Le toast est une coutume qui s’est appauvrie.
On récite tout au plus la banale formule : « A votre santé »
Un premier de l’an, il y a un siècle, Anna Akhmatova, Russe, poète, nota trois toasts prononcés à sa table. Un premier « Je bois à la terre des près où nous sommes nés et où nous retournerons tous. »
Un autre pour Anna : « Et moi à ses poèmes dans lesquels nous vivons tous. »
Un troisième : « Nous devons boire à celui qui n’est pas encore avec nous. »

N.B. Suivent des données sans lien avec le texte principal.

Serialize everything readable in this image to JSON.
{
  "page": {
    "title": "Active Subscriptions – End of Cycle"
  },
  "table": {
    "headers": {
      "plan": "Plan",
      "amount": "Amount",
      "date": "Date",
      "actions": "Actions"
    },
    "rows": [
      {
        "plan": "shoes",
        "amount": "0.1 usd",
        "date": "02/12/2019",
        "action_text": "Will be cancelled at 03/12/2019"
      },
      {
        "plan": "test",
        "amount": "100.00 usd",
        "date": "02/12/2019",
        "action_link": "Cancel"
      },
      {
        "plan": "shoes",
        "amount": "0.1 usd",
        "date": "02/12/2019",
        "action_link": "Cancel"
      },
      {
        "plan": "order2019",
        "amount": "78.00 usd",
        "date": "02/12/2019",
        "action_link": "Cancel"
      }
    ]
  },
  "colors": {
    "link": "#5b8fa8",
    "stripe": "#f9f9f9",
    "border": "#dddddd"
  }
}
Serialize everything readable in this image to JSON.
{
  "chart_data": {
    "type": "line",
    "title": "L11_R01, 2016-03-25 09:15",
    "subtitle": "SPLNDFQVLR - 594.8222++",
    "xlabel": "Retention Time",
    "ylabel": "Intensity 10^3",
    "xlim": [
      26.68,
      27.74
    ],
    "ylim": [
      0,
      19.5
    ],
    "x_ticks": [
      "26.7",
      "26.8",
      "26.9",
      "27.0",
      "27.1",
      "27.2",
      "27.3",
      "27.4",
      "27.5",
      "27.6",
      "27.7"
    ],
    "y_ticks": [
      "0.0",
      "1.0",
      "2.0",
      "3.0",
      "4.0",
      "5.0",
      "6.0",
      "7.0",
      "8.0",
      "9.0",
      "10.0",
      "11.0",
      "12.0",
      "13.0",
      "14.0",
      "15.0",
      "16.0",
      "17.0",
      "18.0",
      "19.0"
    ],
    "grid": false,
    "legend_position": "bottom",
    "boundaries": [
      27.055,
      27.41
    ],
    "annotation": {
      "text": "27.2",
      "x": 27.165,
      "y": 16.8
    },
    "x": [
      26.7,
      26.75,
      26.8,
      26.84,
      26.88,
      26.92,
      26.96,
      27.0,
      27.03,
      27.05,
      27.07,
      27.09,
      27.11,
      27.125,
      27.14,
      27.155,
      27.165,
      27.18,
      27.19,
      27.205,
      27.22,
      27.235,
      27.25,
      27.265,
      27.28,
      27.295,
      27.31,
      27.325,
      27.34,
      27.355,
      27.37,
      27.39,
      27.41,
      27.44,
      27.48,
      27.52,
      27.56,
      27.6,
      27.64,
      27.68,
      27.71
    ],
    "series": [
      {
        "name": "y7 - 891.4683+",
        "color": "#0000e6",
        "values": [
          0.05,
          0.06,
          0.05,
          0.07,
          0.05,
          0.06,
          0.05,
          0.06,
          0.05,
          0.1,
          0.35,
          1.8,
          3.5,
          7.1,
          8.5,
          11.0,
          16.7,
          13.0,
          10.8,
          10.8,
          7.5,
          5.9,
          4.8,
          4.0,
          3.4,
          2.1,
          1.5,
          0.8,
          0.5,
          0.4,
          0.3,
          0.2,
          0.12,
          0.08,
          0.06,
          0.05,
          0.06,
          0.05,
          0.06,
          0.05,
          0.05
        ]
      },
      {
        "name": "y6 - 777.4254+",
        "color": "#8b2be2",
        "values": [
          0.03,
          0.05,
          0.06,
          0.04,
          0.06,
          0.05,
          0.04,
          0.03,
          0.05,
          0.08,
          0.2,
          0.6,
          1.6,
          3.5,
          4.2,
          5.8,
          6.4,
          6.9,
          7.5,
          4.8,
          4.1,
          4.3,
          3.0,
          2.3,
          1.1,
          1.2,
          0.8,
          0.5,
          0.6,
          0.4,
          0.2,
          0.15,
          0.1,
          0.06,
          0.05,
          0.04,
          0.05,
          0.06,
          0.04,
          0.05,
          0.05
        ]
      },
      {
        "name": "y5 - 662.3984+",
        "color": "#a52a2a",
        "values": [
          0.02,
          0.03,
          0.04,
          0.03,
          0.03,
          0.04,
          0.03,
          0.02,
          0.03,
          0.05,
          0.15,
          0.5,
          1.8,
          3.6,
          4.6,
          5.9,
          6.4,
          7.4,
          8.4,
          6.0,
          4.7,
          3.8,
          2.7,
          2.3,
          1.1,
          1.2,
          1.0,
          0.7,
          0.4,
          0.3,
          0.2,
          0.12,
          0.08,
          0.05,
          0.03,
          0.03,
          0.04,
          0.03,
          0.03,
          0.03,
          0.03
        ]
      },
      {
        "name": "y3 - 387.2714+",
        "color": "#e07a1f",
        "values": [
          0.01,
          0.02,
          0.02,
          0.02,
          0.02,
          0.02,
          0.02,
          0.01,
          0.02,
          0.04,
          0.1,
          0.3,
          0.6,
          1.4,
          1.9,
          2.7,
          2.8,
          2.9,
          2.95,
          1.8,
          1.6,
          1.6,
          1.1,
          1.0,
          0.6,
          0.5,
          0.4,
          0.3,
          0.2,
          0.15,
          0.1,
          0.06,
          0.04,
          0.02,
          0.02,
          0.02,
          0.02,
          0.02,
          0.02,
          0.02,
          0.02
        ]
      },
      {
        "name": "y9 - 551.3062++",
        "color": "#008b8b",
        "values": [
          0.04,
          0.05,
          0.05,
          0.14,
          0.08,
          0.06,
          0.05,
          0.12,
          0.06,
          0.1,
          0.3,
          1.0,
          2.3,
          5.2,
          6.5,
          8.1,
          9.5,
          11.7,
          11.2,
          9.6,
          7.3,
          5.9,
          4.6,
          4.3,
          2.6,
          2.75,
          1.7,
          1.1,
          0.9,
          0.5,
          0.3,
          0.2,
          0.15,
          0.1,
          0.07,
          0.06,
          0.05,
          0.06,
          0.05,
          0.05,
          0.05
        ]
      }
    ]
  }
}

J’ajoute ici le mien à la suite :
Précis pour le toast du jour de l’an.
Je bois à celui qui est de service, en train, à l’hôpital,
cuisine, hôtel, radio, fonderie,
en mer, dans un avion, sur l’autoroute,
à qui franchit cette nuit sans un salut,
je bois à la prochaine lune, à la fille enceinte,
à qui fait promesse, à qui l’a tenue,
à qui a payé l’addition, à qui est en train de la payer,
à qui n’est invité nulle part,
à l’étranger qui apprend l’italien,
à qui étudie la musique, à qui sait danser le tango,
à qui s’est levé pour laisser sa place,
à qui ne peut se lever, à qui rougit,
à qui lit Dickens, à qui pleure au cinéma,
à qui protège les bois, à qui éteint un incendie,
à qui a tout perdu et recommence,
à l’abstème qui fait un effort de partage,
à qui n’est personne pour celle qu’il aime,
à qui subit des moqueries et qui par réaction sera héros un jour,
à qui oublie l’offense, à qui sourit sur une photo,
à qui va à pied, à qui sait aller pieds nus,
à qui redonne une part de ce qu’il a eu,
à qui ne comprend pas les histoires drôles,
à la dernière insulte pour qu’elle soit la dernière,
aux matchs nuls, aux N du loto foot,
à qui fait un pas en avant et rompt le rang,
à qui veut le faire et puis n’y arrive pas,
et puis je bois à qui a droit à un toast ce soir
et qui n’a pas trouvé le sien parmi ceux-ci.
Erri De Luca, « Aller simple », traduit de l’italien par Danièle Valin, Editions Gallimard
Habillage sonore : Erik Truffaz les choses de la vie
Erri De Luca est né le 20 mai 1950 à Naples. Sa famille, ruinée par la guerre, vit dans un logement de fortune du quartier populaire et surpeuplé de Montedidio. À seize ans, Erri De Luca se révolte contre les injustices sociales et se déclare communiste. En 1968, ses études secondaires terminées, De Luca, marquée, notamment, par la lecture de l’Hommage à la Catalogne de George Orwell, quitte sa famille pour Rome où il s’engage dans l’action politique révolutionnaire.
En 1969, il rejoint Lotta Continua, une formation politique communiste et révolutionnaire jusqu’à sa dissolution à l’été 1977. Refusant, contrairement à certains de ses amis, la clandestinité et la lutte armée, Erri De luca, en 1978, embauche chez Fiat, où il participe aux luttes ouvrières, durant deux ans ; jusqu’à l’échec des mouvements sociaux de l’automne 1980 et les licenciements massifs.
Jusqu’en 1995, Erri De Luca sera un ouvrier solitaire et itinérant, sans qualification. Manœuvre à Naples, après le tremblement de terre de novembre 1980, De Luca fuit les lois spéciales de son pays, trouve refuge en France, en 1982, et travaille sur des chantiers dans la banlieue parisienne.
Pendant la guerre en Bosnie-Herzégovine (1992-1995), dans l’ex-Yougoslavie, Erri De Luca est chauffeur de camion dans des convois humanitaires destinés à la population bosniaque.
En 2015, solidaire du mouvement No Tav opposé à la construction de la ligne grande vitesse Lyon-Turin, il est accusé d’incitation au sabotage par la société Lyon Turin Ferroviaire L.T.F. S.A.S.. Le procès s’est ouvert à Turin le 28 janvier 2015. Le verdict fut prononcé le 19 octobre 2015 : le parquet ayant demandé 8 mois de prison ferme, il est finalement relaxé.